At that she pursed her lips and spat on the floor at his feet, a bloody globule landing on the dirty carpet.
“You took everything. I don’t want this.”
Too late, little one. Too late for both of us.
Kylo raised an arm, hoping to rest it reassuringly on her slender shoulder, but the girl wrestled herself away, turning for the door.
“No,” Kylo said, as she retreated from him in the dark hallway. “Don’t leave, it’s not safe for you.”
But the girl ignored him and slipped in the away and down the stairs without looking back.

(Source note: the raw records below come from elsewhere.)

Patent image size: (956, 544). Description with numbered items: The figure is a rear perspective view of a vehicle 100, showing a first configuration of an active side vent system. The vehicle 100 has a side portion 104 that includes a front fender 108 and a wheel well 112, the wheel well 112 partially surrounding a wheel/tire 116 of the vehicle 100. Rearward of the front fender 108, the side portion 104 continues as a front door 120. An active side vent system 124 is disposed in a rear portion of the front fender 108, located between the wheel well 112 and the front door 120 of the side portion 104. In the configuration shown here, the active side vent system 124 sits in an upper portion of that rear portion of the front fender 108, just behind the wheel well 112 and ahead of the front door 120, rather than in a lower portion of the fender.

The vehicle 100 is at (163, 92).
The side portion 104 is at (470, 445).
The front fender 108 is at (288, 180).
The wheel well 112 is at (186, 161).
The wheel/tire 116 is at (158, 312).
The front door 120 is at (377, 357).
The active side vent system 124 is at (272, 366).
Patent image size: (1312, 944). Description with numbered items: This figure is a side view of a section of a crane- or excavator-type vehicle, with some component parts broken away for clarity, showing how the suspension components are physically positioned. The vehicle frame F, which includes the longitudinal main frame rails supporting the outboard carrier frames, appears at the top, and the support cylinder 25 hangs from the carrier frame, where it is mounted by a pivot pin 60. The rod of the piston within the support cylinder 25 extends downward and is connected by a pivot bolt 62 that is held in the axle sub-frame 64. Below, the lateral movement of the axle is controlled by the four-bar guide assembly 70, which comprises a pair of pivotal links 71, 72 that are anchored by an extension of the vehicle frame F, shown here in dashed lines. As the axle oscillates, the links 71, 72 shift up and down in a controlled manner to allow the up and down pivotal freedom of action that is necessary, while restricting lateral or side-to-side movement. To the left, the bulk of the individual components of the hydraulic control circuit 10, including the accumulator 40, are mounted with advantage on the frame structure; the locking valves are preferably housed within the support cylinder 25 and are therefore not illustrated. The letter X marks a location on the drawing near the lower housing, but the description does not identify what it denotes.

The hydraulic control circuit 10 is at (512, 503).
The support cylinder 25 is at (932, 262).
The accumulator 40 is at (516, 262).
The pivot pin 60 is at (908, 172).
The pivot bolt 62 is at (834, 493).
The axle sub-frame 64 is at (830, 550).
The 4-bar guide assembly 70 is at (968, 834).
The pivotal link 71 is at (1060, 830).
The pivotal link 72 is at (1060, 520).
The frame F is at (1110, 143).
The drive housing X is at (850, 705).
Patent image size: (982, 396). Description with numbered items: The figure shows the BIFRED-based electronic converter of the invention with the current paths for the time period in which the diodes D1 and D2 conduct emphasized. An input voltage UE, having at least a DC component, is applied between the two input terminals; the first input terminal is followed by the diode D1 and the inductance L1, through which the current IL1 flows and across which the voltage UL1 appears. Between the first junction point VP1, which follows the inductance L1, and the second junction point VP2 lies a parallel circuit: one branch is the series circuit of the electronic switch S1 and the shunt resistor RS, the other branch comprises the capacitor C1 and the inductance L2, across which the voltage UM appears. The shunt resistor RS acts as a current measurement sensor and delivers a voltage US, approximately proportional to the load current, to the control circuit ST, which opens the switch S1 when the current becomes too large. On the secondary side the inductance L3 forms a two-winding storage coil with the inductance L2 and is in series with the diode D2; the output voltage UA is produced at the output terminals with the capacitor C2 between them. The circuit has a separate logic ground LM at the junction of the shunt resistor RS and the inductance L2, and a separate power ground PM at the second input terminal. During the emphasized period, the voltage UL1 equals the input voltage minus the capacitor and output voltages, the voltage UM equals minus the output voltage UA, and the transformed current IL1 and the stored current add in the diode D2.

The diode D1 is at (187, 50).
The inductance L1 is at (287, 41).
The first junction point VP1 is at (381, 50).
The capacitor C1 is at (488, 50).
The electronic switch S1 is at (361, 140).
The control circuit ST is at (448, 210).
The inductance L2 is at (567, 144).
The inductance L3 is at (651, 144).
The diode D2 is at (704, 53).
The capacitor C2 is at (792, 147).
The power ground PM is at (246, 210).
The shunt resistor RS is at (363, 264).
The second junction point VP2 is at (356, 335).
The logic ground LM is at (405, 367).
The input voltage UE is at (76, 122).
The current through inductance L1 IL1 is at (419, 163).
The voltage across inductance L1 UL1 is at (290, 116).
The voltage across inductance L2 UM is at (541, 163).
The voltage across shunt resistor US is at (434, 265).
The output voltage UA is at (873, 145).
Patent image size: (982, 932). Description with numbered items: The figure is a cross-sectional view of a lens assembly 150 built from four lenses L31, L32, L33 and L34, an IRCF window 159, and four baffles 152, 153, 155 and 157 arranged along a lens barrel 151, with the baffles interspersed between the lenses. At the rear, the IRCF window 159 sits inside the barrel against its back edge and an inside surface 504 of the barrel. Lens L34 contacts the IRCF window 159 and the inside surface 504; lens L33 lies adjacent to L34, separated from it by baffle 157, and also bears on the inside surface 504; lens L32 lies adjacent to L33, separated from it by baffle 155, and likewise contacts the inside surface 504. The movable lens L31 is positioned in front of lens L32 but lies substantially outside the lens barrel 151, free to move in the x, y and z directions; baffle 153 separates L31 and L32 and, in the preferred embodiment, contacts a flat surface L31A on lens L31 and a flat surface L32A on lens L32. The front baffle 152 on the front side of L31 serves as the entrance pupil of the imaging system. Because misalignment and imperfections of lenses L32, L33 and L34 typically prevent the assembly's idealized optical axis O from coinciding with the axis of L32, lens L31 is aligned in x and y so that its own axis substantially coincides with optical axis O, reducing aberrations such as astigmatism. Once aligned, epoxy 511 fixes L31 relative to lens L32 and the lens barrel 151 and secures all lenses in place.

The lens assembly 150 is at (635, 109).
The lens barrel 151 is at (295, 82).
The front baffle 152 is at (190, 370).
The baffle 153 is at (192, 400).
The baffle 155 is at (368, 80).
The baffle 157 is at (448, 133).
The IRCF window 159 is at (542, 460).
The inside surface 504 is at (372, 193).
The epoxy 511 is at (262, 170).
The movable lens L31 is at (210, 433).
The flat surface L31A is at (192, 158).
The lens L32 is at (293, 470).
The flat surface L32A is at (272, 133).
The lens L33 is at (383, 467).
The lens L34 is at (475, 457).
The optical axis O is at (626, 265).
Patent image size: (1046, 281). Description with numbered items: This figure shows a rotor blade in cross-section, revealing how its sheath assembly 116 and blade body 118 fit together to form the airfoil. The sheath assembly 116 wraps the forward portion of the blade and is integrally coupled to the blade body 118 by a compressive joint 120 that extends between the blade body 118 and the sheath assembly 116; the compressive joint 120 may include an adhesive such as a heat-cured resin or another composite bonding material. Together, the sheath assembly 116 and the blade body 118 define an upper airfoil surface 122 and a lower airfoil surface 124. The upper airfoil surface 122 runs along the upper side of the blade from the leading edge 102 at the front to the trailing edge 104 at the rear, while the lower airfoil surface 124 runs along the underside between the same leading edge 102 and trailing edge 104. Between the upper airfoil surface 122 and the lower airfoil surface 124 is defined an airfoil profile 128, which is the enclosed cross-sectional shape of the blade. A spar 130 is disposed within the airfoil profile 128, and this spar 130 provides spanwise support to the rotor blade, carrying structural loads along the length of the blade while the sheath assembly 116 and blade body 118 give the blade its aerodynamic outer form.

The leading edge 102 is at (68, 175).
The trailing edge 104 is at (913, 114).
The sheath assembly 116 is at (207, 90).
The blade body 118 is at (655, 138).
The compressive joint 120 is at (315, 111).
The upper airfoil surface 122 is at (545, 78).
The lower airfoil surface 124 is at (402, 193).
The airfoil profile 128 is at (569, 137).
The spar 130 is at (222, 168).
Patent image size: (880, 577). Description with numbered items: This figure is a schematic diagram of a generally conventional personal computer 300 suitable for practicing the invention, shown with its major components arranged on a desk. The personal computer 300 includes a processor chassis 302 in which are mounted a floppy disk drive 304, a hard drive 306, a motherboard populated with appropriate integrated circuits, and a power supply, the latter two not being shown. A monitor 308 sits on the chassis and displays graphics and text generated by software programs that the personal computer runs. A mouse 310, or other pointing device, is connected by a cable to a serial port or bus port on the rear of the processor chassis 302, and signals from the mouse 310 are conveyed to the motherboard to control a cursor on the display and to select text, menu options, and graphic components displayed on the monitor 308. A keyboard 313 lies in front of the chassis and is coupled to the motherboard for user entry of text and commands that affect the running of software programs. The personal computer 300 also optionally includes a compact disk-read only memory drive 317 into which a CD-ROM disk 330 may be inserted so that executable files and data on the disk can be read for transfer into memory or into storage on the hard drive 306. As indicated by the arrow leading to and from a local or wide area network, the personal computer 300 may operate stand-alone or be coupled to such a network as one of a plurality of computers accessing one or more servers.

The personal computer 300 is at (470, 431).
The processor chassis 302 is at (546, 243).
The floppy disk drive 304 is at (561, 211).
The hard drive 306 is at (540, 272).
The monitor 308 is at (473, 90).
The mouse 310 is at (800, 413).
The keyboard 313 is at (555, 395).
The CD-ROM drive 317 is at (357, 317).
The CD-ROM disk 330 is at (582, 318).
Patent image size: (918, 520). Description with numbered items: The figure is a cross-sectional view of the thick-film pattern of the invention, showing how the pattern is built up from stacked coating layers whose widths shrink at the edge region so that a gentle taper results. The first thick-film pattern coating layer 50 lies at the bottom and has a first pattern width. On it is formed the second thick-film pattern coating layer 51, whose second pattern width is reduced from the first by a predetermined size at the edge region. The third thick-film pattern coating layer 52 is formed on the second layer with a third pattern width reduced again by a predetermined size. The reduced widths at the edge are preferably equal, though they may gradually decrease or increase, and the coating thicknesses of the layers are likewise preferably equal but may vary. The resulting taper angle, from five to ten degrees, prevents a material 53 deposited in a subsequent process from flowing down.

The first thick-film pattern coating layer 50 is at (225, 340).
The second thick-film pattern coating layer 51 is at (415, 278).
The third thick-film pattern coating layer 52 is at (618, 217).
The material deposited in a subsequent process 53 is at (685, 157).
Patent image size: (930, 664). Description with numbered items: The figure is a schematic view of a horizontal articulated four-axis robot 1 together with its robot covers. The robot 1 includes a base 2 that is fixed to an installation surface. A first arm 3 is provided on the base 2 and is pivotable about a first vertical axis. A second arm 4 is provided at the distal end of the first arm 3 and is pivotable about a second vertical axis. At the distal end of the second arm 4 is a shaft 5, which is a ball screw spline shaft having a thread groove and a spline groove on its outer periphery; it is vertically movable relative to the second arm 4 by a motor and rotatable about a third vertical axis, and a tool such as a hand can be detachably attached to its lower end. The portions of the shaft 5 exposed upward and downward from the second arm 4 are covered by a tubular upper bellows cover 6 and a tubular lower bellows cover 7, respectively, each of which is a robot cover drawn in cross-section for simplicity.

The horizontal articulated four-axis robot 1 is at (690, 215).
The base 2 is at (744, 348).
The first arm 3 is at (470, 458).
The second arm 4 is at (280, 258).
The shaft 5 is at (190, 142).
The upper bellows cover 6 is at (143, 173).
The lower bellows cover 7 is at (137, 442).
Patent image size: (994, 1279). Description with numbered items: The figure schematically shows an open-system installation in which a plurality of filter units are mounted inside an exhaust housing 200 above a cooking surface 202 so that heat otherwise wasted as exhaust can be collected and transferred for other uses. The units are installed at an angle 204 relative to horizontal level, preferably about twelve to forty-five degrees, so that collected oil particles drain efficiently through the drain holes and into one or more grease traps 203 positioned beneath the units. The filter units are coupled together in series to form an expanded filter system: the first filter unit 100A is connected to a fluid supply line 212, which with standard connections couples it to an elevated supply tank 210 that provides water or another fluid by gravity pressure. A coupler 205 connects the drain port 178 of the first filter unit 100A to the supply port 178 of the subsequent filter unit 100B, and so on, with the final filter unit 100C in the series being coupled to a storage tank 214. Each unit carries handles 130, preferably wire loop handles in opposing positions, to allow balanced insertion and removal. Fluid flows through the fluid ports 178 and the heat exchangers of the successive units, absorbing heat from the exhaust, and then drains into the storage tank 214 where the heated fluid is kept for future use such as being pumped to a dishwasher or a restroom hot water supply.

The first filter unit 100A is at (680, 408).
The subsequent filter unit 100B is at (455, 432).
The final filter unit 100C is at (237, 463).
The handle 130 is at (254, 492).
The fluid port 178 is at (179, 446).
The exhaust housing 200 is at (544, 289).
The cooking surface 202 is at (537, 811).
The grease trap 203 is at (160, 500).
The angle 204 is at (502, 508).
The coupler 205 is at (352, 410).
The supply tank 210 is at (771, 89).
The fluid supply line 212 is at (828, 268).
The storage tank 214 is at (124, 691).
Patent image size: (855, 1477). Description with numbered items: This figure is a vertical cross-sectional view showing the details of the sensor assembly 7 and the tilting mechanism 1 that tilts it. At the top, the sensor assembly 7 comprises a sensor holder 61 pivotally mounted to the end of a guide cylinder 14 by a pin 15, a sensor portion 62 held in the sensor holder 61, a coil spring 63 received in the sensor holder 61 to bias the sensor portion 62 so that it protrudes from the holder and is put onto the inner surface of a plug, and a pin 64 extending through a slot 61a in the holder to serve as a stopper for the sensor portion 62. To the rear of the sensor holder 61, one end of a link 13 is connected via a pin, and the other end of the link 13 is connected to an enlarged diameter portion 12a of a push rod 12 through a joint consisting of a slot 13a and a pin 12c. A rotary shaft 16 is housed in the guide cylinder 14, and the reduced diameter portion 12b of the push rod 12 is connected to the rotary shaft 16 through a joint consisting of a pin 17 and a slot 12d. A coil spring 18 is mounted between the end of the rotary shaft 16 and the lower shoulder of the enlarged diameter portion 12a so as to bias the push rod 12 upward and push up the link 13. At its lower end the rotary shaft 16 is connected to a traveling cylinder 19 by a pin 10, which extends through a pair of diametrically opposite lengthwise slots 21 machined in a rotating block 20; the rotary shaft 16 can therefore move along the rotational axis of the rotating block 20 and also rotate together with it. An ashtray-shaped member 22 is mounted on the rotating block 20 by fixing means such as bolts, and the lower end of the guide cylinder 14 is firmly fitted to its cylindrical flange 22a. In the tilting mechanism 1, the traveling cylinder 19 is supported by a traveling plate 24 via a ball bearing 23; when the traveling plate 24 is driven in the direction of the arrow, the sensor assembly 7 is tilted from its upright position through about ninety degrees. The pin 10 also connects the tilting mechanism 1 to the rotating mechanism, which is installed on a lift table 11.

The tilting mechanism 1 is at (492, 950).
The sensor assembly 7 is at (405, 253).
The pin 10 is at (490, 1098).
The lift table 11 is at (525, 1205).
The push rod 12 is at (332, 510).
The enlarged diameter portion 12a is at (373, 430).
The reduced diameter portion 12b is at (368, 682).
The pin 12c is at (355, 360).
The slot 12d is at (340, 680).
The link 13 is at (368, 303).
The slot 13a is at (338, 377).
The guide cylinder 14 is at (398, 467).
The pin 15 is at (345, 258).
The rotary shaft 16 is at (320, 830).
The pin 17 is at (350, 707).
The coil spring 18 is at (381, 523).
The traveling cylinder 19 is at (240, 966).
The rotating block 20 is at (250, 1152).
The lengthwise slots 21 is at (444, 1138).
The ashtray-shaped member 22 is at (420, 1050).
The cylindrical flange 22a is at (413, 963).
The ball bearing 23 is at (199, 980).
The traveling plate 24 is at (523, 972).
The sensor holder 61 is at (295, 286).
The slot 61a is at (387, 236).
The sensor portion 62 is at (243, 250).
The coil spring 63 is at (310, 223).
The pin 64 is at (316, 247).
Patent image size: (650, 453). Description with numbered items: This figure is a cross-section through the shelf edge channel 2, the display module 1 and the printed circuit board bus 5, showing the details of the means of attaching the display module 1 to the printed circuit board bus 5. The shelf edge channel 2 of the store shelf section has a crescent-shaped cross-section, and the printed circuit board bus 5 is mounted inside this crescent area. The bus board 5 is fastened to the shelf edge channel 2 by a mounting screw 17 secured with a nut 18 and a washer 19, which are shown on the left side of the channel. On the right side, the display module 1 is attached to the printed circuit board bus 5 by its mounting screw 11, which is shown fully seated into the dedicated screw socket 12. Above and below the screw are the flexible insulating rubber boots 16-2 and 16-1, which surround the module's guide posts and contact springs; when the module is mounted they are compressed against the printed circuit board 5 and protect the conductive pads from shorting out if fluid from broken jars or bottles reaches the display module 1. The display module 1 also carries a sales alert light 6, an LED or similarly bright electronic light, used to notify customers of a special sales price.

He wanted to call after her but realized he still didn’t know her real name.
And besides, she could run as far as she wanted from him. He was her sire and already he could feel the tendrils of her consciousness in the back of his; her confusion, her rage. And her fear.
Whether his childe went, he would follow. Especially since her very existence was a crime against their kind. She was the kind of mistake the others would move swiftly to rectify, and he could not allow that.
Even if she ran for miles. Even across a lifetime.
She was his.
And she would realize it, soon enough.